Not surprisingly, there was a divergence in views between large scale and smaller scale providers, with the latter being more supportive of the proposed reforms.
Generators, retailers and stakeholders have all raised concerns around implementation timeframes and a lack of modelling, suggesting the proposal was being rushed and likely to have unintended consequences. In particular, the CEC and AEMO suggest that there has been a lack of robust modelling to demonstrate net benefits. The preferred position of the CEC and AEMO was to better align the timing of the proposed changes with the Energy Security Board’s (ESB) Post-2025 Market Design to enable the integration between the two to be fully understood. There were also concerns around proposed grandfathering arrangements.
Unnecessary Complexity and the Impact on Investment
A common theme in the submissions was the overly complex nature of the proposed reforms which focus on introducing dynamic regional pricing and FTR’s rather than increasing transmission capacity. The concern from some is that the complexity of the model may not produce a net benefit to generators who will need to operate in a more complex environment, requiring new modelling and trading skills.
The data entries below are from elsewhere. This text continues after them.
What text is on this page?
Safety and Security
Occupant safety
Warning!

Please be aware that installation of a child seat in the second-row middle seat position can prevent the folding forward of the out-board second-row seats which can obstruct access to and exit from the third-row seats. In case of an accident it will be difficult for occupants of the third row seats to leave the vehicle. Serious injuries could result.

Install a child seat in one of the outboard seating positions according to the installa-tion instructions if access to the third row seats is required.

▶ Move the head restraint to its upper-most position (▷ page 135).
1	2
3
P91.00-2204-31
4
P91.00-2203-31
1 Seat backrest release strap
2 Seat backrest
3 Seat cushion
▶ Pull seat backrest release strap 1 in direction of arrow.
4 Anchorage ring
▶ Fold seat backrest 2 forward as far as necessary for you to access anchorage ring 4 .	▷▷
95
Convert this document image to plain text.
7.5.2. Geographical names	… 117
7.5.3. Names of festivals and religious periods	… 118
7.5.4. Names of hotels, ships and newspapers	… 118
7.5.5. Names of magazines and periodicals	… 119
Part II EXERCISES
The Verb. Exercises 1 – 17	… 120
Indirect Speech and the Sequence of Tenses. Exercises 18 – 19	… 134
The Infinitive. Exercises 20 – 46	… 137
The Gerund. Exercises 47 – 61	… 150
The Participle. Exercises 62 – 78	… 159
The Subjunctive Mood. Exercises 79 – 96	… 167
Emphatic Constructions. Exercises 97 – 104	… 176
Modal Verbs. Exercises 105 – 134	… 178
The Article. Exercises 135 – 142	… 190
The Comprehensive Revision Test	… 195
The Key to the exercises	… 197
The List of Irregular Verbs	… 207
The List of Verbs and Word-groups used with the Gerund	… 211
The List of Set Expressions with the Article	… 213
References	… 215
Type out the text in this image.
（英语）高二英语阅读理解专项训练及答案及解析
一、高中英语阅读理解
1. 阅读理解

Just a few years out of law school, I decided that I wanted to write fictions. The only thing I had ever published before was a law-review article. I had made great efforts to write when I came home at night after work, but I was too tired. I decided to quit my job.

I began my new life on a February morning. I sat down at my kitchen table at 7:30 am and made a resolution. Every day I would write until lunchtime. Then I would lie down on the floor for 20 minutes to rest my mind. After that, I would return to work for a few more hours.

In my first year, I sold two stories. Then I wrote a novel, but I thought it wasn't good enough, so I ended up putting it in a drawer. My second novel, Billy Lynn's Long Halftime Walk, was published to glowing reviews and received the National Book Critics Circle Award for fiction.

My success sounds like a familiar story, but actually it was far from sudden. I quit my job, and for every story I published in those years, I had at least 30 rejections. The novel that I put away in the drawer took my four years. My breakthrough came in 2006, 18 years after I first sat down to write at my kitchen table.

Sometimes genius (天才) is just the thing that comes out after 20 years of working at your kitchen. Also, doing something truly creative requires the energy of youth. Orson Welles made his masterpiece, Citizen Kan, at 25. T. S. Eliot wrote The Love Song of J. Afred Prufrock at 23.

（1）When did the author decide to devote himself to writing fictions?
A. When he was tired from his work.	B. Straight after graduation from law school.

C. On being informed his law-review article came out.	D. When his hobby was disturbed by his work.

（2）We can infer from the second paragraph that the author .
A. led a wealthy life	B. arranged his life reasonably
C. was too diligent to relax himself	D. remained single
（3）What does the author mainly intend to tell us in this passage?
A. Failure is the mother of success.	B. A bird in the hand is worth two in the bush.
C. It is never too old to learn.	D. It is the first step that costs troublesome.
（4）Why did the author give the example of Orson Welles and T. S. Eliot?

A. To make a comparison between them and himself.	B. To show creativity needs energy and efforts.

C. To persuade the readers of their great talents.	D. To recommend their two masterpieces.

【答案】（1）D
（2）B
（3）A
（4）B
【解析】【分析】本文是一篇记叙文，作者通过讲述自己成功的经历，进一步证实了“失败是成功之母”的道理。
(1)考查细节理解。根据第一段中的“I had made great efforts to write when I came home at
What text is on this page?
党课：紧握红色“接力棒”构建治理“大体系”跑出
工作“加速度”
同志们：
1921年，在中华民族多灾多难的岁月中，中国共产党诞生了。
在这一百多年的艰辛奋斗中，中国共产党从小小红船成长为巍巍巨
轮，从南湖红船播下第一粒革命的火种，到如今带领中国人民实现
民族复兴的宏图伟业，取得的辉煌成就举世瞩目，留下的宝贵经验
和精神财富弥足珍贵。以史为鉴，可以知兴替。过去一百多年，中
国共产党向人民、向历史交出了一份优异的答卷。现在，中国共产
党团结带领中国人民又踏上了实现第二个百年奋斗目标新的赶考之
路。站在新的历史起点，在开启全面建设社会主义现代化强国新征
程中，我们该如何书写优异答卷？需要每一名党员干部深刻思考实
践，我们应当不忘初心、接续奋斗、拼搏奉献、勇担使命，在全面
The costs of such changes need to be carefully considered to avoid a detrimental impact on investment and to maintain reliability and contracting liquidity to hedge risk and reduce volatility.
Retailers raised concerns over what they suggest are significant conceptual changes, including the introduction of volume weighted average pricing, local pricing and FTRs which have uncertain costs and returns creating uncertainty which could lead to a lack of confidence and stifle investment.
Impact on Contractual Arrangements
Large scale providers and retailers have raised concerns around the impact on contractual arrangements from the introduction of dynamic locational pricing which could increase financial risk to market participants creating unnecessary uncertainty and higher risk premiums being added to price offers.
In addition, retailers are concerned that FTRs will not fully hedge against the risk introduced through dynamic regional pricing.
- Submissions from generators, retailers and investors are critical of the AEMC’s proposal to overhaul wholesale pricing and transmission access.
- Questions have been raised over timeframes, complexity and impact on investment.
- AEMC will provide its final report to the COAG Energy Council in December 2019.